Onoe Baiko as the demon woman in Ibaraki, escaping with her severed arm.
As companion piece to Modori Bashi there is Ibaraki, by the same playwright, which shows the very highest and best development of the music-posture play.
Watanabe Tsuna, after capturing the arm of the devil woman, guards the box in which it is kept, as he is certain she will return to claim her severed member. Disguised as a venerable old lady, refined, peaceful, and altogether attractive, the weird monster appears and desires to enter Watanabe’s abode, but is refused admittance.
Much disappointed, she is leaving, when Watanabe calls her back under the impression that she is one of his relatives, and she is taken within and a feast spread, before her.
When Watanabe’s adventures are related, she expresses a wish to see the arm. At sight of it there is a sudden transformation of her face from that of a placid, kindly old woman to something hateful and sinister. Unable to disguise her true nature, she snatches up the arm and makes off, followed by Watanabe.

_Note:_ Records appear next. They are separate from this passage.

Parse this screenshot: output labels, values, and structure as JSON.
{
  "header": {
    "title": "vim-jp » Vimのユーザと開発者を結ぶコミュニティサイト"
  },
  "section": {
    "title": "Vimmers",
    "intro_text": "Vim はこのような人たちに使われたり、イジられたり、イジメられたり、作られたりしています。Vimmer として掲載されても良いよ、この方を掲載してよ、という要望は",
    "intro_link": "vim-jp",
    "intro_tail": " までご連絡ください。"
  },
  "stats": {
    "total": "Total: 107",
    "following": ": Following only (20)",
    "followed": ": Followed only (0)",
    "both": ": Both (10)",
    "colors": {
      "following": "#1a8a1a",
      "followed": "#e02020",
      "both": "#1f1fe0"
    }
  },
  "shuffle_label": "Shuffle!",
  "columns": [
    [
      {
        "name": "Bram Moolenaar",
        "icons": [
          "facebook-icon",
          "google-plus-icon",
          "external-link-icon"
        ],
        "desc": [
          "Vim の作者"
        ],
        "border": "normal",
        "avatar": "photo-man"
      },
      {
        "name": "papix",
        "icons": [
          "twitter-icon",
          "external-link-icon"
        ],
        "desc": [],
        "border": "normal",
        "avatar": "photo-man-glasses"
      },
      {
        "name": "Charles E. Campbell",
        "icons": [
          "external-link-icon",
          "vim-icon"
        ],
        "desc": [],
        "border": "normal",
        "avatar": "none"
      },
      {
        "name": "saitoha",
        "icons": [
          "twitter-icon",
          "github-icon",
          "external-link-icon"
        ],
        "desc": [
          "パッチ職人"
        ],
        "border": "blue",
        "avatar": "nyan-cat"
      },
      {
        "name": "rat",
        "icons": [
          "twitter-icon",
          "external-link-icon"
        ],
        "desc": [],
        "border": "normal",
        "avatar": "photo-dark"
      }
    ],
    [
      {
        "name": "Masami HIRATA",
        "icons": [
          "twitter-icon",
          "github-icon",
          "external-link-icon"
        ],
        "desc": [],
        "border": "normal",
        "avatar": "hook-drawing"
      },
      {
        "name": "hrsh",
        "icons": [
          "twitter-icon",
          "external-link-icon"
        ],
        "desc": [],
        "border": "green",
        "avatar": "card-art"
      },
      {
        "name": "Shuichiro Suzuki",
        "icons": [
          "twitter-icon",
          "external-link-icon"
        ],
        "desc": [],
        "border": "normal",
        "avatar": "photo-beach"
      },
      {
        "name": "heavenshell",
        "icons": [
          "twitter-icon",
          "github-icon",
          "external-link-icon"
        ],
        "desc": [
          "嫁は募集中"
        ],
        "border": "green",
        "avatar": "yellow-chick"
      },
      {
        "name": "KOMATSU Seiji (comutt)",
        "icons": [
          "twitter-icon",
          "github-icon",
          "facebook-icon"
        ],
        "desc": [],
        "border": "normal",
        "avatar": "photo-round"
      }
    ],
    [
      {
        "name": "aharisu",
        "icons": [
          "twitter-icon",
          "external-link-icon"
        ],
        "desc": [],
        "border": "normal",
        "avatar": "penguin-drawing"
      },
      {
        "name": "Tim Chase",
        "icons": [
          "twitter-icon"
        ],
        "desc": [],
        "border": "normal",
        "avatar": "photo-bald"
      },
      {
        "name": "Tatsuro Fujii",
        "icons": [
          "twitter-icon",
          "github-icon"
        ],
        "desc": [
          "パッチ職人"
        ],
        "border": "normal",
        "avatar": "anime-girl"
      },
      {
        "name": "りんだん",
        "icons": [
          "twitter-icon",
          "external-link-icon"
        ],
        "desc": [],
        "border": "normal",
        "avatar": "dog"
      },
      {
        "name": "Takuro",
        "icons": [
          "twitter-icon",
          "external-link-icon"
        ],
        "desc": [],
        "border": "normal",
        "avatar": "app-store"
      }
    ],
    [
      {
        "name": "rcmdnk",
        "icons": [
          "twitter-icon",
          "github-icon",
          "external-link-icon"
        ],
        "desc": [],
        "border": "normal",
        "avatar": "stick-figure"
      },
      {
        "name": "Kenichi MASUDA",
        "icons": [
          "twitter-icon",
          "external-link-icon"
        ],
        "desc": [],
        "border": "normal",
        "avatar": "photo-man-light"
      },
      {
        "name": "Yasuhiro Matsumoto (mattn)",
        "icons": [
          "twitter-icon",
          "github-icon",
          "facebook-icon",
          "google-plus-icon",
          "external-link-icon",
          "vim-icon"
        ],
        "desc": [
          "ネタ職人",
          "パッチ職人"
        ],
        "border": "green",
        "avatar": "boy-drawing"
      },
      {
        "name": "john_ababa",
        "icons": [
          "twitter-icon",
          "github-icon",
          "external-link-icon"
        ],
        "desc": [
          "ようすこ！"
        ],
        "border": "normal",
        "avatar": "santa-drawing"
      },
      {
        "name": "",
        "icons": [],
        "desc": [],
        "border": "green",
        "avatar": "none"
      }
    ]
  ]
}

When she returns in full fiendish regalia, with long flowing white mane, wearing a terrifying horned mask with staring gold eyeballs, there is a clever fight in the nature of a posture dance, and the strange, picturesque creature suddenly breaks away from the struggle and jumps into the air, where she is poised for a moment—the triumphant posture of all the characters at the end satisfying the audience that the devil woman has been overcome.
Among the many weird shosagoto, few equal Dojo-ji in beauty and interest. Taken from a Nō drama of the same name, Dojo-ji, The Temple of Dojo, it is concerned with that old tale of a beautiful princess who, loving a priest, pursues him, and changing herself into a serpent and twining around the bell in which he is hiding, melts it in her jealous rage. A new bell is hung and she returns to vent her spite upon it.
The temple atmosphere is created when the action begins, the hanamichi swarming with priests and overflowing upon the stage. The Nagauta singers and musicians sit motionless in the background, while a great verdigris-hued temple-bell suspended by a red and white twisted rope swings high among pendent cherry flowers, making a gay scene.